The Psychology of Influence
The research study touches on deeper psychological dynamics. When we work with confident individuals—whether people or machines—we naturally tend to defer. This is a well-documented phenomenon in social psychology, where confident voices are often perceived as more credible, regardless of their actual correctness. The study’s findings show that AI is not exempt from this effect. In fact, its aura of “objective authority” may make its influence even more powerful.
What’s particularly striking is how easily this happens, and how persistently it lingers. Even after the AI is out of the picture, we may continue to judge ourselves differently, guided by the shadow of its confidence.
Future Possibilities: Calibrating AI for Good
While this alignment can be problematic, it opens up an interesting follow-up question of whether it’s possible to intentionally design AI to help users become better calibrated over time.
Imagine an AI that modulates its confidence to gently nudge underconfident users toward greater self-trust, or to rein in those who are prone to overconfidence. Instead of being a passive tool, the AI becomes an active coach, helping users fine-tune their own decision-making.
This would require a careful balancing act. AI would need to be accurate not just in its predictions, but in understanding the user’s psychology. It’s a tall order—but a tantalizing one.
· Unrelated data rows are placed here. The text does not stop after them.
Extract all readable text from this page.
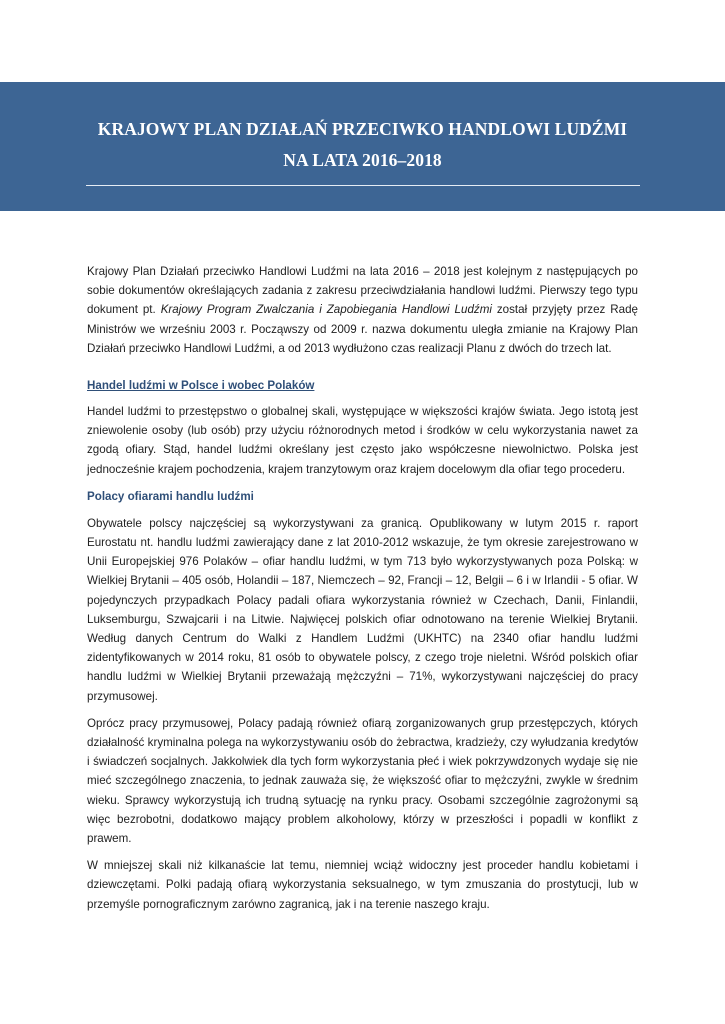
KRAJOWY PLAN DZIAŁAŃ PRZECIWKO HANDLOWI LUDŹMI
NA LATA 2016–2018

Krajowy Plan Działań przeciwko Handlowi Ludźmi na lata 2016 – 2018 jest kolejnym z następujących po sobie dokumentów określających zadania z zakresu przeciwdziałania handlowi ludźmi. Pierwszy tego typu dokument pt. Krajowy Program Zwalczania i Zapobiegania Handlowi Ludźmi został przyjęty przez Radę Ministrów we wrześniu 2003 r. Począwszy od 2009 r. nazwa dokumentu uległa zmianie na Krajowy Plan Działań przeciwko Handlowi Ludźmi, a od 2013 wydłużono czas realizacji Planu z dwóch do trzech lat.

Handel ludźmi w Polsce i wobec Polaków

Handel ludźmi to przestępstwo o globalnej skali, występujące w większości krajów świata. Jego istotą jest zniewolenie osoby (lub osób) przy użyciu różnorodnych metod i środków w celu wykorzystania nawet za zgodą ofiary. Stąd, handel ludźmi określany jest często jako współczesne niewolnictwo. Polska jest jednocześnie krajem pochodzenia, krajem tranzytowym oraz krajem docelowym dla ofiar tego procederu.

Polacy ofiarami handlu ludźmi

Obywatele polscy najczęściej są wykorzystywani za granicą. Opublikowany w lutym 2015 r. raport Eurostatu nt. handlu ludźmi zawierający dane z lat 2010-2012 wskazuje, że tym okresie zarejestrowano w Unii Europejskiej 976 Polaków – ofiar handlu ludźmi, w tym 713 było wykorzystywanych poza Polską: w Wielkiej Brytanii – 405 osób, Holandii – 187, Niemczech – 92, Francji – 12, Belgii – 6 i w Irlandii - 5 ofiar. W pojedynczych przypadkach Polacy padali ofiara wykorzystania również w Czechach, Danii, Finlandii, Luksemburgu, Szwajcarii i na Litwie. Najwięcej polskich ofiar odnotowano na terenie Wielkiej Brytanii. Według danych Centrum do Walki z Handlem Ludźmi (UKHTC) na 2340 ofiar handlu ludźmi zidentyfikowanych w 2014 roku, 81 osób to obywatele polscy, z czego troje nieletni. Wśród polskich ofiar handlu ludźmi w Wielkiej Brytanii przeważają mężczyźni – 71%, wykorzystywani najczęściej do pracy przymusowej.

Oprócz pracy przymusowej, Polacy padają również ofiarą zorganizowanych grup przestępczych, których działalność kryminalna polega na wykorzystywaniu osób do żebractwa, kradzieży, czy wyłudzania kredytów i świadczeń socjalnych. Jakkolwiek dla tych form wykorzystania płeć i wiek pokrzywdzonych wydaje się nie mieć szczególnego znaczenia, to jednak zauważa się, że większość ofiar to mężczyźni, zwykle w średnim wieku. Sprawcy wykorzystują ich trudną sytuację na rynku pracy. Osobami szczególnie zagrożonymi są więc bezrobotni, dodatkowo mający problem alkoholowy, którzy w przeszłości i popadli w konflikt z prawem.

W mniejszej skali niż kilkanaście lat temu, niemniej wciąż widoczny jest proceder handlu kobietami i dziewczętami. Polki padają ofiarą wykorzystania seksualnego, w tym zmuszania do prostytucji, lub w przemyśle pornograficznym zarówno zagranicą, jak i na terenie naszego kraju.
The Subtle Power of Influence
With new knowledge comes new responsibility. The confidence alignment effect observed in this study can be used to help—but it can also mislead. Overly confident AI systems, if left unchecked, may foster misplaced trust, especially in high-stakes contexts like finance, medicine, or justice. And as AI grows more expressive and persuasive—thanks to natural language models and emotionally intelligent interfaces—the risk of over-reliance or undue influence increases.
This research, while optimistic in tone, serves as a subtle warning. Designers must consider not just what the AI knows, but how it makes users feel about their own knowledge.
Rethinking Confidence in a Machine Age
In a world increasingly shaped by our interactions with AI, the researchers at AI4SG Lab are pushing us to ask deeper questions—not just about what AI does, but about what it does to us. Their findings show that AI’s confidence isn’t just an internal statistic. It’s a form of social communication—one that humans instinctively respond to, often unconsciously. That response can help or hinder us, depending on how well our confidence aligns with reality.
By illuminating this dynamic, the study offers more than just a new wrinkle in human-AI interaction. It points the way toward more thoughtful, more ethical, and ultimately more human-centered AI design—where building better tools includes building better humans, too.
As AI systems become increasingly confident, we must ask ourselves: are we becoming better decision-makers, or simply better followers?
The answer, like most human-AI relationships, will depend on how we choose to design—and to decide.
Further Reading: Li, J., Yang, Y., Liao, Q.V., Zhang, J. and Lee, Y.-C. (2025) “As Confidence Aligns: Exploring the Effect of AI Confidence on Human Self-confidence in Human-AI Decision Making,” In Proceedings of CHI Conference on Human Factors in Computing Systems (CHI ’25).